We can also use Python's *requests* library to retrieve data from the Census API, then convert it to JSON format:

In [23]:
# The following code borrows from the requests library documentation at 
# https://docs.python-requests.org/en/latest/index.html
import requests
r = requests.get(f'https://api.census.gov/data/{latest_acs5_year}/\
acs/acs5?get=NAME,B01001_001E&for=county:*&key={key}')
# Printing the first 300 characters of this output:
print("r.text:\n",r.text[0:300],'\n')
# Printing the first 5 lines of r.json:
print("r.json:\n",r.json()[0:5],'\n')

r.text:
 [["NAME","B01001_001E","state","county"],
["Autauga County, Alabama","58761","01","001"],
["Baldwin County, Alabama","233420","01","003"],
["Barbour County, Alabama","24877","01","005"],
["Bibb County, Alabama","22251","01","007"],
["Blount County, Alabama","59077","01","009"],
["Bullock County, Ala 

r.json:
 [['NAME', 'B01001_001E', 'state', 'county'], ['Autauga County, Alabama', '58761', '01', '001'], ['Baldwin County, Alabama', '233420', '01', '003'], ['Barbour County, Alabama', '24877', '01', '005'], ['Bibb County, Alabama', '22251', '01', '007']] 



Converting our response to JSON allows it to be easily read into a Pandas DataFrame, as shown below:

In [24]:
pd.DataFrame(r.json()).head()
# Note that pd.DataFrame(r.text) would produce the following error:
# "ValueError: DataFrame constructor not properly called!"

Unnamed: 0,0,1,2,3
0,NAME,B01001_001E,state,county
1,"Autauga County, Alabama",58761,01,001
2,"Baldwin County, Alabama",233420,01,003
3,"Barbour County, Alabama",24877,01,005
4,"Bibb County, Alabama",22251,01,007


I included this approach in the appendix because you may find the requests library useful for other online data retrieval tasks.
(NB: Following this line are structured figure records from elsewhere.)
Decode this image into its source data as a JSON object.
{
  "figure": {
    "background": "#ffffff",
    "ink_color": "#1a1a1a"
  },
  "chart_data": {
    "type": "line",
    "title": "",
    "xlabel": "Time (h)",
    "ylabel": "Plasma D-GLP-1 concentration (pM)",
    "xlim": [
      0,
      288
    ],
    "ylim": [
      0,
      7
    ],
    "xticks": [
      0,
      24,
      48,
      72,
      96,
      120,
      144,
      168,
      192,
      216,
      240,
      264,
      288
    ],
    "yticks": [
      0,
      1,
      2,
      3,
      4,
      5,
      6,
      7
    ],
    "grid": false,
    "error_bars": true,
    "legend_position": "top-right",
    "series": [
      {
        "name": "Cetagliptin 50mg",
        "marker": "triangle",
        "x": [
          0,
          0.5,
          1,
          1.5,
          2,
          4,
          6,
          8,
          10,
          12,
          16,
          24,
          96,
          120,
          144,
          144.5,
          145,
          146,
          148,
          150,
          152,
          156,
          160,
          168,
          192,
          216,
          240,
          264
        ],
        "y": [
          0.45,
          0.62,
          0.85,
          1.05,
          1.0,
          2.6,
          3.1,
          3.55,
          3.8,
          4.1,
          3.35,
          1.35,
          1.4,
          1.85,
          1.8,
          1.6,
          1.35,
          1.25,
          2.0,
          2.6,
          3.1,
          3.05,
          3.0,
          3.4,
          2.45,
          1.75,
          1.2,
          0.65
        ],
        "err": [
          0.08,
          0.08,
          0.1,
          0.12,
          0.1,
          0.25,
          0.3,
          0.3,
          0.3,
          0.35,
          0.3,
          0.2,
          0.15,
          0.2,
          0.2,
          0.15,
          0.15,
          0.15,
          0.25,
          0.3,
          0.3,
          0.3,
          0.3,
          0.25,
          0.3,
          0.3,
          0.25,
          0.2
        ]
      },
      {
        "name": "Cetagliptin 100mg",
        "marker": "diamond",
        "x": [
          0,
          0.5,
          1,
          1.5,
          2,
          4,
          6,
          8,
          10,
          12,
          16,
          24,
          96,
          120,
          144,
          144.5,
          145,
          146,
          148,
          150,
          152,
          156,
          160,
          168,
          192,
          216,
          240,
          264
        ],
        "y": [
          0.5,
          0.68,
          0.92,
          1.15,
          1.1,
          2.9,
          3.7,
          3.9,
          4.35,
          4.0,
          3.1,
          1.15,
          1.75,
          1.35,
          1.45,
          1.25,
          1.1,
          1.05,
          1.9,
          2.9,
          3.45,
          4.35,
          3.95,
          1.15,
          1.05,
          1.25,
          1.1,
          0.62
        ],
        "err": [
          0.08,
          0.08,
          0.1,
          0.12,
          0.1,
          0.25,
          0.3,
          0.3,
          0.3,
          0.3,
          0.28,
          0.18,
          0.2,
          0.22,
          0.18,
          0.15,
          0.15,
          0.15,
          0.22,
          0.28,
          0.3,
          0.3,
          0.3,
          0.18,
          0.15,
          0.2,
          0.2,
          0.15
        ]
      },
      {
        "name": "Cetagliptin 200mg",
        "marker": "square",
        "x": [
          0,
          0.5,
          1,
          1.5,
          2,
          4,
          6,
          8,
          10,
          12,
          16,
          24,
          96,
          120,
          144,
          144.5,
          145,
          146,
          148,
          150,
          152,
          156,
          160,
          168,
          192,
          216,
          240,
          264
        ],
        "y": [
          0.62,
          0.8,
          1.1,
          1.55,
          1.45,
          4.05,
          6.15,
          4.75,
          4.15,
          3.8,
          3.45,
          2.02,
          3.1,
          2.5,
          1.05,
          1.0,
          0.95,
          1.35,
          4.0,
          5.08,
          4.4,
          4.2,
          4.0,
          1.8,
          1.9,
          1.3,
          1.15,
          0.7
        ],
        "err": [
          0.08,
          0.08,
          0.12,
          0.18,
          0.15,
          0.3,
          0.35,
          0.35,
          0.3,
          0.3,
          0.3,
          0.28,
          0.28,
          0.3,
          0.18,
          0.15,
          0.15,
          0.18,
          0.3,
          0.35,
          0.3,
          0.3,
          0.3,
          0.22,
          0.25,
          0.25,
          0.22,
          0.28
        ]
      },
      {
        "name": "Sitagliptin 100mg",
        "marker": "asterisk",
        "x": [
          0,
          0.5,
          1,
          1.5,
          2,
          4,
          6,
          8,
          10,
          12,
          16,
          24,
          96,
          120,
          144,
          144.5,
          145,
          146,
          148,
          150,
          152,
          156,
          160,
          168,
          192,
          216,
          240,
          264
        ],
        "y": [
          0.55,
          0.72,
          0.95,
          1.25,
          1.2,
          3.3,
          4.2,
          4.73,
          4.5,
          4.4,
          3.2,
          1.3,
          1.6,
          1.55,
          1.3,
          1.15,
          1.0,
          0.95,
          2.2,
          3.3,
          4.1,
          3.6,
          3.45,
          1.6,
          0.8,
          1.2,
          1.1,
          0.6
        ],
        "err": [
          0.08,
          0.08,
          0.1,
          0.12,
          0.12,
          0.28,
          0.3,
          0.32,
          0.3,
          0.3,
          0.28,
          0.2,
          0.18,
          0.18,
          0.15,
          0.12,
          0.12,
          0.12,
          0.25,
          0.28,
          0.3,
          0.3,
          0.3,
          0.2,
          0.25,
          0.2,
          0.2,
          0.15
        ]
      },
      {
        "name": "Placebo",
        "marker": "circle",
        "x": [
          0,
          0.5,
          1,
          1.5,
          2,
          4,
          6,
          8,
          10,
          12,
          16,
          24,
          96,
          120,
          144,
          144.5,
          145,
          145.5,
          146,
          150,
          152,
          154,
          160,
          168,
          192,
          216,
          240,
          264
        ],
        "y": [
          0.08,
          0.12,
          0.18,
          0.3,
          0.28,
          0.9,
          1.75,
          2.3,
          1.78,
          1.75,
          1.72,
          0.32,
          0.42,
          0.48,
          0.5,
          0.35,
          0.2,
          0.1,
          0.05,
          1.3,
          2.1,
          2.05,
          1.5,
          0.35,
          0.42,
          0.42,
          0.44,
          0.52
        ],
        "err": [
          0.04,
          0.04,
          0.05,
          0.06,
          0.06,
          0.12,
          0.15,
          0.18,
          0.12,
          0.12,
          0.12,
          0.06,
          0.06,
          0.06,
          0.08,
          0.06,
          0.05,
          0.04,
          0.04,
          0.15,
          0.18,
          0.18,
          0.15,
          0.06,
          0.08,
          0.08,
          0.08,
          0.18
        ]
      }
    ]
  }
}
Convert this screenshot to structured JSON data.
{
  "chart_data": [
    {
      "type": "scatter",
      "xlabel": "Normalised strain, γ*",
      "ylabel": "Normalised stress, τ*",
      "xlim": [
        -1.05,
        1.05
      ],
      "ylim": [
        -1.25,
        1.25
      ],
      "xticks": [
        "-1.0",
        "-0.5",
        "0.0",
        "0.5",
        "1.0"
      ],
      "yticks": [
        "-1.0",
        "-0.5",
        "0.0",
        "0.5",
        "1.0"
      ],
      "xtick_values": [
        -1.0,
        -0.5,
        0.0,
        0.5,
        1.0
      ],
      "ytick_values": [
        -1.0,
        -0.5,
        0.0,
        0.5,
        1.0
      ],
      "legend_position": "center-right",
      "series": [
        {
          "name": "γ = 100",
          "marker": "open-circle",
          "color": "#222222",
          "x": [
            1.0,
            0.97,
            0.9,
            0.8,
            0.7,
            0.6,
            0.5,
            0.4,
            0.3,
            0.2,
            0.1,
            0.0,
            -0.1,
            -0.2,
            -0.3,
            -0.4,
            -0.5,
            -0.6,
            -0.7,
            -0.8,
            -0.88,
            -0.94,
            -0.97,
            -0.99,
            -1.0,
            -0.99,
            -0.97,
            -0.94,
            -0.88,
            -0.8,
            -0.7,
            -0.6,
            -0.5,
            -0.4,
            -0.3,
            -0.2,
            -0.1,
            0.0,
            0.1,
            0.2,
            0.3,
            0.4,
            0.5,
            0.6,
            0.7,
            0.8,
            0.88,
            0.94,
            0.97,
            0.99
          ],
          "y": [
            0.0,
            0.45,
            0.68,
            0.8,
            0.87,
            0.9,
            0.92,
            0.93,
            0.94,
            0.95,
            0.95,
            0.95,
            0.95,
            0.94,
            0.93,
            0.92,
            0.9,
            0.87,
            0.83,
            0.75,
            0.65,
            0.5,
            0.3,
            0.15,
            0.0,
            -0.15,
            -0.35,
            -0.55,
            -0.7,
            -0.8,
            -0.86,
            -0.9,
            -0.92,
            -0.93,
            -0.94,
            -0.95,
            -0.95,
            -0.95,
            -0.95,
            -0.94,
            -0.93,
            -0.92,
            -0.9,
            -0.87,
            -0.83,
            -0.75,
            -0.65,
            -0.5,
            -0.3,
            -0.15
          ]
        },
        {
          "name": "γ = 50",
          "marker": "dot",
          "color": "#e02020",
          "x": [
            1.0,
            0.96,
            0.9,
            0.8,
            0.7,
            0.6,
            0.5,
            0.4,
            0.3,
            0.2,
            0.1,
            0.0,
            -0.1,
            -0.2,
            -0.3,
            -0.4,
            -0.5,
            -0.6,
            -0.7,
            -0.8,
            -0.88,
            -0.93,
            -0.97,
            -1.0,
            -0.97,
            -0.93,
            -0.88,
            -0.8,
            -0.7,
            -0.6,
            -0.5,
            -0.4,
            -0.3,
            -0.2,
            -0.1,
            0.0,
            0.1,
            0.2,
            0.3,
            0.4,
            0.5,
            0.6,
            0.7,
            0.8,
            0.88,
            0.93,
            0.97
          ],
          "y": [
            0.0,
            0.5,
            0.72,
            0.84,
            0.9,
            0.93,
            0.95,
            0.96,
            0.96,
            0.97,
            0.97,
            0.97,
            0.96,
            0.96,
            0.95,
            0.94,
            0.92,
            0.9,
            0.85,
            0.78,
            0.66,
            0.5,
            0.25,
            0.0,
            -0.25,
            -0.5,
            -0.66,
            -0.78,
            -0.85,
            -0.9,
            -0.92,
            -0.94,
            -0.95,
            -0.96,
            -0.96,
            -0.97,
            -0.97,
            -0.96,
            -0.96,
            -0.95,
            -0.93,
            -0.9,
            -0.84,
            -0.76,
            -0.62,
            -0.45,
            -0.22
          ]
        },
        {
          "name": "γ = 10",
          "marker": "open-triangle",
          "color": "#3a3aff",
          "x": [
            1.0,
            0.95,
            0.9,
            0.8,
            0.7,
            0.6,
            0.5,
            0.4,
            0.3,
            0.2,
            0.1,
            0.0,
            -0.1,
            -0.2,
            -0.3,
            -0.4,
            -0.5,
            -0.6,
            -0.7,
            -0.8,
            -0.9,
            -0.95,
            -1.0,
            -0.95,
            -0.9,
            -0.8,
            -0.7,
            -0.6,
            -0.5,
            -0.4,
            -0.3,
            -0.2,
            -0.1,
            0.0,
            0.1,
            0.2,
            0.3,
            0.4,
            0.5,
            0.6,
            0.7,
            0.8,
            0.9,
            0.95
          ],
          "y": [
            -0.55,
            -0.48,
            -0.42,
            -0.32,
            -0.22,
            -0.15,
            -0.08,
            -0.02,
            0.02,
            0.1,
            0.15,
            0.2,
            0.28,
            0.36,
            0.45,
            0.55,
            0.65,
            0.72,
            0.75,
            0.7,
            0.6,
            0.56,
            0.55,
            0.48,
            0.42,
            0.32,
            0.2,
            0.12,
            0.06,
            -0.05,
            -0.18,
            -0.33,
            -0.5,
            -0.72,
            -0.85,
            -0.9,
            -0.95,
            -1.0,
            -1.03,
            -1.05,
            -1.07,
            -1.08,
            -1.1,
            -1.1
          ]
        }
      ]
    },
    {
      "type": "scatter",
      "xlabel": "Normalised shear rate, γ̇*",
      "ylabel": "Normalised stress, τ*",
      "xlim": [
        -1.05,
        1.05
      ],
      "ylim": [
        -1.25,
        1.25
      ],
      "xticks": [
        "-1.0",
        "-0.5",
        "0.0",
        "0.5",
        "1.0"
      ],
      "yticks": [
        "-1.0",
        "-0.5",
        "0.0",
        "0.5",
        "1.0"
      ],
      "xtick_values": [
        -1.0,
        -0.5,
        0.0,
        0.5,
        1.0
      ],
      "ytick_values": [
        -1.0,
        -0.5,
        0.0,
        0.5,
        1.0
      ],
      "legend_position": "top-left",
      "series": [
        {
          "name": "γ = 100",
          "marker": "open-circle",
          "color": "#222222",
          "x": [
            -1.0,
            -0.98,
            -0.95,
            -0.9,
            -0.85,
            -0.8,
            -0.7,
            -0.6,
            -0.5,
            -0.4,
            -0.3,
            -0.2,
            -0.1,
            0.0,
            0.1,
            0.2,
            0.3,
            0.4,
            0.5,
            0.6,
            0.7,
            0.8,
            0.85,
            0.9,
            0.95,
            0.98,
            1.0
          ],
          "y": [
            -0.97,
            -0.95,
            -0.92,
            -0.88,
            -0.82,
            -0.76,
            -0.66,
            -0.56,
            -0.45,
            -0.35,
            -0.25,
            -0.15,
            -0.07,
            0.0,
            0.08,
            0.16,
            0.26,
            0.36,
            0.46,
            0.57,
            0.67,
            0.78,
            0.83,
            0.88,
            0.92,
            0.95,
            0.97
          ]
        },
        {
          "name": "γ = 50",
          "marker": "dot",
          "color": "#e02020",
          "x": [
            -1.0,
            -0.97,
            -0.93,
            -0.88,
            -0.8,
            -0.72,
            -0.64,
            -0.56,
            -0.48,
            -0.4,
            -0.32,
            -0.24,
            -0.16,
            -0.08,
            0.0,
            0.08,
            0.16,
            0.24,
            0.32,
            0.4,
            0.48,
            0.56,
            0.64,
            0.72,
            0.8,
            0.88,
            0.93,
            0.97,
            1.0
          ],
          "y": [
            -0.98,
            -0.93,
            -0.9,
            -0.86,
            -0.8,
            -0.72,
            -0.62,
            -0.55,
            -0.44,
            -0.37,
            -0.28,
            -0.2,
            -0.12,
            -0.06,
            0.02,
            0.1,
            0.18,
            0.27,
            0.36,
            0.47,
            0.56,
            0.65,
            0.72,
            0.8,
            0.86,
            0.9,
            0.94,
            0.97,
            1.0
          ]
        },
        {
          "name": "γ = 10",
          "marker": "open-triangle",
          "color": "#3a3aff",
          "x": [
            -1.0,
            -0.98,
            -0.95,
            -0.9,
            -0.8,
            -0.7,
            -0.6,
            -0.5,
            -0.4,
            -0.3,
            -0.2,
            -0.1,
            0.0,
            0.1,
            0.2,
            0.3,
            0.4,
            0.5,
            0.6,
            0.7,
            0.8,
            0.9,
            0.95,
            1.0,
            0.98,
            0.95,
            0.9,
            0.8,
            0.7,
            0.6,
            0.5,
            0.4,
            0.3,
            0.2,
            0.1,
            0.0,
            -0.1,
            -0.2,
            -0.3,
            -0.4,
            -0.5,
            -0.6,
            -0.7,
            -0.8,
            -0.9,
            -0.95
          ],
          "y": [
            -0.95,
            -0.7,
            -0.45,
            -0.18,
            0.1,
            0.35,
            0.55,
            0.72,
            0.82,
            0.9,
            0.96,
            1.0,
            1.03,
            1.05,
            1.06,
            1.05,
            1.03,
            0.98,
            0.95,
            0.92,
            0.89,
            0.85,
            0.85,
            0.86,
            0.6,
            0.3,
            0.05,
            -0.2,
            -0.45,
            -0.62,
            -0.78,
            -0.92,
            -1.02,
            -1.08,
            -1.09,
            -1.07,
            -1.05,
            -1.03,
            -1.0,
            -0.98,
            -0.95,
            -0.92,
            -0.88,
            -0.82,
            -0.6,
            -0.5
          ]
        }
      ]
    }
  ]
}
However, our use of `pd.read_json()` to import Census data rendered an explicit call to the requests library unnecessary.

In [25]:
program_end_time = time.time()
run_time = round(program_end_time - program_start_time, 3)
print(f"Finished running script in {run_time} seconds.")

Finished running script in 16.623 seconds.